Idahoans suggest new uses for unused governor’s mansion
November 21, 2012 12:45 p.m. - Updated: 12:47 p.m.
BOISE - Idaho could turn its unoccupied, hilltop governor’s mansion into the “Governor’s Hill” winery, one citizen suggests, remaking the grassy hillsides into terraced vineyards and the house into a tasting room and visitor center.
Or it could give the place, former home of the late billionaire J.R. Simplot and adorned with a huge American flag, to the Veterans Administration for a recovery center, “of course keeping the flag flying in honor of all those who have served,” proposed Teresa McRoberts.
Idaho still hasn’t figured out what to do with the vacant mansion - where no Idaho governor has lived - but a month after a public hearing drew calls for getting rid of it, the state’s received 50 public comments to a legislative panel charged with overseeing it. Nine wanted to keep it as a governor’s residence. “It would be a shame not to utilize this gracious gift as it was intended,” wrote Amy Groves of Star. “This iconic home is the perfect home for a governor,” wrote Pamela Betz of Boise.

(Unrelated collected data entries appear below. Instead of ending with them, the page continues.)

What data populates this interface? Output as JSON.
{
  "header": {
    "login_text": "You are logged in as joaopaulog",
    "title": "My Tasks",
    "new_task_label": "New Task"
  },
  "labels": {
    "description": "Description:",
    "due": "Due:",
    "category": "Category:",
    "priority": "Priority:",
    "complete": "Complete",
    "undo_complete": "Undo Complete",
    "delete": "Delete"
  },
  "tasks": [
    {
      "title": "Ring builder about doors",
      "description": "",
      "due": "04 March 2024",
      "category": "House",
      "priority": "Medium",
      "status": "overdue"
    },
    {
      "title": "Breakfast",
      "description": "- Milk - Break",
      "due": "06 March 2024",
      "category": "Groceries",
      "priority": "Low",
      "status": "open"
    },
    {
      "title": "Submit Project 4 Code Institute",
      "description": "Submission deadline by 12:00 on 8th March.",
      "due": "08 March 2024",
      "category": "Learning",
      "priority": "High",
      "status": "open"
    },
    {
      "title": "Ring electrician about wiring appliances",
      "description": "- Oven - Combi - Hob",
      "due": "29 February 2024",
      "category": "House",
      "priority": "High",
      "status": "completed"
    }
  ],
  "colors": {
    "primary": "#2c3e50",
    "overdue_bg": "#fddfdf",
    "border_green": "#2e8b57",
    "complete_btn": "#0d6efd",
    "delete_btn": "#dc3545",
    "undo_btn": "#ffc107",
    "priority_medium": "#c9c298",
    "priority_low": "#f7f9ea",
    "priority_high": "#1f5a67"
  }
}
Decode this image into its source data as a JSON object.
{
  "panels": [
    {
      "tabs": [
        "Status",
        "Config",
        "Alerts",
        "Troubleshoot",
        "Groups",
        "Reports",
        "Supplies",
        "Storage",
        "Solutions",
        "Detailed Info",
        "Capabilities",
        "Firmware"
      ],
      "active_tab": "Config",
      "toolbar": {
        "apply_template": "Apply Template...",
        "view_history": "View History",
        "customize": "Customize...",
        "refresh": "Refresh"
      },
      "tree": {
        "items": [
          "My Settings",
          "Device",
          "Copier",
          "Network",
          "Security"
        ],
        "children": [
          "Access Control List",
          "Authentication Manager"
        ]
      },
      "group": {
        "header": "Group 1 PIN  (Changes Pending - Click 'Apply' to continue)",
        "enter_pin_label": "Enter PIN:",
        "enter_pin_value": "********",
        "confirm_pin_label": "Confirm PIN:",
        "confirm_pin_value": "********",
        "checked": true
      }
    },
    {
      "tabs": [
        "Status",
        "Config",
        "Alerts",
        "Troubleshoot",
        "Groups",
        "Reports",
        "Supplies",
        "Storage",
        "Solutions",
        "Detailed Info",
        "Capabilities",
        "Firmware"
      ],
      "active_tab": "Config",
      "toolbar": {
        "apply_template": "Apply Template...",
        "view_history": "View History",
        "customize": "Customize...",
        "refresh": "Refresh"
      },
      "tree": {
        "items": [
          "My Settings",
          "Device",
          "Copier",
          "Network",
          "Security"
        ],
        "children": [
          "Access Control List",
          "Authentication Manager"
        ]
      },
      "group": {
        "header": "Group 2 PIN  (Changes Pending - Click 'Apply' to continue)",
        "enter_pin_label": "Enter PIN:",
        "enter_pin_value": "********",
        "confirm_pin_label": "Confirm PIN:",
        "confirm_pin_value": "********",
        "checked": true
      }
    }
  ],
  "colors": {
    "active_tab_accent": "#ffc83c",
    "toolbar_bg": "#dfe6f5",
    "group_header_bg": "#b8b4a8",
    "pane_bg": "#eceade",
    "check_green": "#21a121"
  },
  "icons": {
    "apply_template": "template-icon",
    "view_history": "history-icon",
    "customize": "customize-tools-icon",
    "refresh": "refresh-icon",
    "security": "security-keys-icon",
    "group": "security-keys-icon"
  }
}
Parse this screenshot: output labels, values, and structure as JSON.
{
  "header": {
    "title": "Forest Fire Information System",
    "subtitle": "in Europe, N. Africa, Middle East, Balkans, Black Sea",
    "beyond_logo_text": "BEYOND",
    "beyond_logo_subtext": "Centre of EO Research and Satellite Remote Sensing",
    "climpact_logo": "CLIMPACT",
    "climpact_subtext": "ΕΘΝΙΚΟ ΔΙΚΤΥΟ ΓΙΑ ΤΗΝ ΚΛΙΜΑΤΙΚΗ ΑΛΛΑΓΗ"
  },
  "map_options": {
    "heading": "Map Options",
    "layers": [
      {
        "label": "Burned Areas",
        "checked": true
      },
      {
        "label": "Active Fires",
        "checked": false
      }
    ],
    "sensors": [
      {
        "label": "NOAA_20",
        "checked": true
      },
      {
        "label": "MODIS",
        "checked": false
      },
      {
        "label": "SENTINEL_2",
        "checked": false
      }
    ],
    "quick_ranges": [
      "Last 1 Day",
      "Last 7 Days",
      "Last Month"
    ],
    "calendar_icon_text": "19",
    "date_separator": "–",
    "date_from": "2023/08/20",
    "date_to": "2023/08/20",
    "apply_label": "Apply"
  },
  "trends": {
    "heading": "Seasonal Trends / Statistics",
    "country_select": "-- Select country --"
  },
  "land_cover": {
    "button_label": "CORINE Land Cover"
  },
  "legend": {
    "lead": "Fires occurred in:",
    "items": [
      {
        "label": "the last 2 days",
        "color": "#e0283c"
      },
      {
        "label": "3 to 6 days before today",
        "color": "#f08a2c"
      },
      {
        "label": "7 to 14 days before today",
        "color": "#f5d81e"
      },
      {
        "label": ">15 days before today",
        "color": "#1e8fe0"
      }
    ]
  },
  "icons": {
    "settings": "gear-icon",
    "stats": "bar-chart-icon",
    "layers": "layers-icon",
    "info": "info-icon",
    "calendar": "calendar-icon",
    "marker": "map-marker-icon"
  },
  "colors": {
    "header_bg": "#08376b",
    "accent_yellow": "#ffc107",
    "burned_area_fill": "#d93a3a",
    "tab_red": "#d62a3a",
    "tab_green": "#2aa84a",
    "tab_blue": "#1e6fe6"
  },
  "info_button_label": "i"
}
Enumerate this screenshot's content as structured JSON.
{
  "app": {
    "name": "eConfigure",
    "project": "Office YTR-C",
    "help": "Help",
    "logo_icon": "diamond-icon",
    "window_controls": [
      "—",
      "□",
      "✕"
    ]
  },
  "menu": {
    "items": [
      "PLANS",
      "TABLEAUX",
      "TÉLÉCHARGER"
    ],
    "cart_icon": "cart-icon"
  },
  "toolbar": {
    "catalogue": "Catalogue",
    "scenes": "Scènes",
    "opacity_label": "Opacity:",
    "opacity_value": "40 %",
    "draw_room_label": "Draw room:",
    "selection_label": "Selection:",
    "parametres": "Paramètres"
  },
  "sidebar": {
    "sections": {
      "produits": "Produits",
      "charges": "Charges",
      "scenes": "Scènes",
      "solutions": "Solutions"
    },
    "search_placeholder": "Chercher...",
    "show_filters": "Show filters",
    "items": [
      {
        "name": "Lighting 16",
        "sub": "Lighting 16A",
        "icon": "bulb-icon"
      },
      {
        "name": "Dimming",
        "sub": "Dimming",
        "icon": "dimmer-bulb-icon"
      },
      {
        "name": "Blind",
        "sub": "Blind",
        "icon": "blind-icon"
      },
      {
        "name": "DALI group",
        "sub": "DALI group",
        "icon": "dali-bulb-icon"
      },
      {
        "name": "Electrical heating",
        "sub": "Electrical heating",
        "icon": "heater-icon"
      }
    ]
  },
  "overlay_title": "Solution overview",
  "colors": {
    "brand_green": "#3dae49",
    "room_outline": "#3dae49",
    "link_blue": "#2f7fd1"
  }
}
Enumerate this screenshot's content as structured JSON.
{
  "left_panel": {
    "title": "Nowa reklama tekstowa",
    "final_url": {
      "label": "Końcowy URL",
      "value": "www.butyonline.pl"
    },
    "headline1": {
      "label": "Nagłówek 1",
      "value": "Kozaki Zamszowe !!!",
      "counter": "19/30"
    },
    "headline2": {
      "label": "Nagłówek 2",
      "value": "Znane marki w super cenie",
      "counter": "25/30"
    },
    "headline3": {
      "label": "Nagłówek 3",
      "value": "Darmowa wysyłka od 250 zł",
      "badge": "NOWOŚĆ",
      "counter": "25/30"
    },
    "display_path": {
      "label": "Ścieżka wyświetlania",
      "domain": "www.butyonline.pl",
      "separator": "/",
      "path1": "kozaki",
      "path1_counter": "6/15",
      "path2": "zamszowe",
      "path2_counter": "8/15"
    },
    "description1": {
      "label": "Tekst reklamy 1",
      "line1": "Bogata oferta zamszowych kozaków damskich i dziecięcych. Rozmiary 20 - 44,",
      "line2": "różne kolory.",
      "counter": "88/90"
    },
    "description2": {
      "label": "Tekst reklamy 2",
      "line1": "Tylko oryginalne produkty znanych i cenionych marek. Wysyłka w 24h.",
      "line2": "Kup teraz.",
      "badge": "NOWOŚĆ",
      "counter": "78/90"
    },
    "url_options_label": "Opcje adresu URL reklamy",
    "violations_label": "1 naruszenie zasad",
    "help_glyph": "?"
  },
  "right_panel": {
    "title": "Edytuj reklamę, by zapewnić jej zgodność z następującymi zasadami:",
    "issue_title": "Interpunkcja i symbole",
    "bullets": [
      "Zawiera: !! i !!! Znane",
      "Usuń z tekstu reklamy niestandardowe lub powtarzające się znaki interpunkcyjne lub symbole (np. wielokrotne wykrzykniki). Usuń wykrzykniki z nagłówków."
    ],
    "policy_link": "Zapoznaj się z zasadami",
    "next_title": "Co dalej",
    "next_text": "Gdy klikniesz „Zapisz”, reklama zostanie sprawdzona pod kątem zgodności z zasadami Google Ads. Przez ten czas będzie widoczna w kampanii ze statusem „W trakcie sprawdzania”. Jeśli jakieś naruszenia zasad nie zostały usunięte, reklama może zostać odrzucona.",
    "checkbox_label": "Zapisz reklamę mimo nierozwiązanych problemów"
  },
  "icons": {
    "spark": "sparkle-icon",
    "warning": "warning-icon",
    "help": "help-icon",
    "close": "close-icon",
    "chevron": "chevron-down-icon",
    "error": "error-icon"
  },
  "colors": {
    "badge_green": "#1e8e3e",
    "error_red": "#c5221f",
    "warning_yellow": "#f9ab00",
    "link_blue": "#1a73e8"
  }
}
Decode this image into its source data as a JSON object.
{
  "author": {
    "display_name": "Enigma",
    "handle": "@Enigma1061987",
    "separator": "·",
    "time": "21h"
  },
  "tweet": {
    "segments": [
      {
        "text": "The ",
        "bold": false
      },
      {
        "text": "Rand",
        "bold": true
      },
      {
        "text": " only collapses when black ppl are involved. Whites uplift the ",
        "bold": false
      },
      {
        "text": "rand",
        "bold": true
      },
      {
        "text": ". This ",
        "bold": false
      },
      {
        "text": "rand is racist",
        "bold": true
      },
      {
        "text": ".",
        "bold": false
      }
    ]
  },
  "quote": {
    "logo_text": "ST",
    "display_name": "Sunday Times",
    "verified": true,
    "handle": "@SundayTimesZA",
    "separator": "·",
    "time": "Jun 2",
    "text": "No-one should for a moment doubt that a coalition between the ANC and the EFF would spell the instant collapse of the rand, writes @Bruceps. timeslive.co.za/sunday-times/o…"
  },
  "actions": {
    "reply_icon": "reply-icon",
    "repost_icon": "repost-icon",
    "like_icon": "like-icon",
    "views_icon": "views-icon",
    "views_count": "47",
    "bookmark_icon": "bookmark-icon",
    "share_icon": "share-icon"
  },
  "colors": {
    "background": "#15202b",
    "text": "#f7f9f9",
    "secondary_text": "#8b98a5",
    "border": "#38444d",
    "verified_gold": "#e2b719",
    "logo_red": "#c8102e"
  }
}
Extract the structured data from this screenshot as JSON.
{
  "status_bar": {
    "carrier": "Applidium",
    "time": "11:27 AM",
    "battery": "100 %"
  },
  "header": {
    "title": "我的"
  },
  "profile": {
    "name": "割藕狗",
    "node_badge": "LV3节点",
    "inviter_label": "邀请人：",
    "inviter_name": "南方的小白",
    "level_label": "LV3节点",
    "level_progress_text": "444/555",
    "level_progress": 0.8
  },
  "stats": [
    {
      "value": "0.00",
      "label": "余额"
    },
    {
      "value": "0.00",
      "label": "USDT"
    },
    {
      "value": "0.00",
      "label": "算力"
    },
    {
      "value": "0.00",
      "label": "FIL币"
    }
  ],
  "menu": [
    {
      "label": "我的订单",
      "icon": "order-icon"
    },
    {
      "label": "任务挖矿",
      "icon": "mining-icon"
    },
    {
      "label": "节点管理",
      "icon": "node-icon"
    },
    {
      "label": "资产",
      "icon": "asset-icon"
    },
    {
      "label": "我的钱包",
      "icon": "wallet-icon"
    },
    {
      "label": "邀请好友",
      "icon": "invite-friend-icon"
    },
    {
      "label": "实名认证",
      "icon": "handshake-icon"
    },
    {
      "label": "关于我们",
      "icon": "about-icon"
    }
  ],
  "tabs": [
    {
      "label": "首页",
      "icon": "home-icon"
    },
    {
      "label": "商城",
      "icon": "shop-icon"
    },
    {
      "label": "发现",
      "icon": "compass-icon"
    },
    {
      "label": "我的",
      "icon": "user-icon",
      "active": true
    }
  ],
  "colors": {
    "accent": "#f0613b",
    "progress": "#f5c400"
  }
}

But all the rest had other ideas. The state could contract it out to a bed-and-breakfast operator, suggested Cheryl Horton of Boise. It could dismantle the house and create a Simplot memorial park, wrote Kent Plaisted.
Steve Stallard suggested advertising it worldwide for rent. “Celebrities love to spend money to look like they have money,” he wrote.
Wrote Annie Williams, “It would make a fabulous wedding venue and small convention hall.”
Tim Tuttle suggested selling the place to “let capitalism take its course. … If there were a nice restaurant/bar up there, with views of the city, I’d be a customer.”
Nearly half of those responding just wanted the state to get rid of the costly property, which is costing $177,000 a year to maintain, including $80,000 for grounds maintenance and $40,000 for electricity, largely due to irrigation pumps.
“How on earth can we validate spending $177,000 to maintain vacant property when our schools can’t afford textbooks for our children?” asked Laura Callaway.
Wrote Darlene Sprague of Meridian, “People in Idaho cannot afford food on their tables, and Idaho keeps a very, very costly house on a hill for what reason?” She added five question marks.
Sen. Les Bock, D-Boise, said, “If you go through all these emails, the overwhelming idea here is to get rid of it in some way.”
That may not be easy.
“I’m assuming we aren’t going to be able to sell the property from the standpoint of the complications that that may create,” said Sen. Chuck Winder, R-Meridian, who chairs the Governor’s Housing Committee. That’s partly because the Simplot family still owns much of the surrounding land, including an area with stables, part of the hillsides, and another home. The family has first rights to the property if the state decides to sell it.
Bock said, “I know a piece of unmarketable property when I see it.”
And Winder said it’s unclear whether the property could pay for itself as an event center or a museum.
Steve Frey, who suggested the vineyard, said, “I believe this use of the house and grounds would solve almost every problem and objection. … It would become a source of revenue for the state - after all, the state owns liquor dispensaries, does it not?”
Rep. Phylis King, D-Boise, said, “I love the bed-and-breakfast, but it’s not a house made for a bed-and-breakfast.” For one thing, the Simplot house has only two bedrooms. “I love the vineyard,” King said. “But I think we need to sell the house. … I think we’re wasting taxpayers’ money.”
Rep. Max Black, R-Boise, said the real problem is the high cost of maintaining the grassy grounds. If the Simplot family would be agreeable to doing away with the the iconic lawn in favor of xeriscaping or another solution, he said, maintenance costs would drop significantly. That would also remove a popular local recreation area, however: Boiseans long have sledded on the hill in winter, and slid down it atop ice blocks the rest of the year, making the site a popular draw for local kids and families.
Said Black, “I think we need to sit down and talk to the Simplot family and just make some decisions.”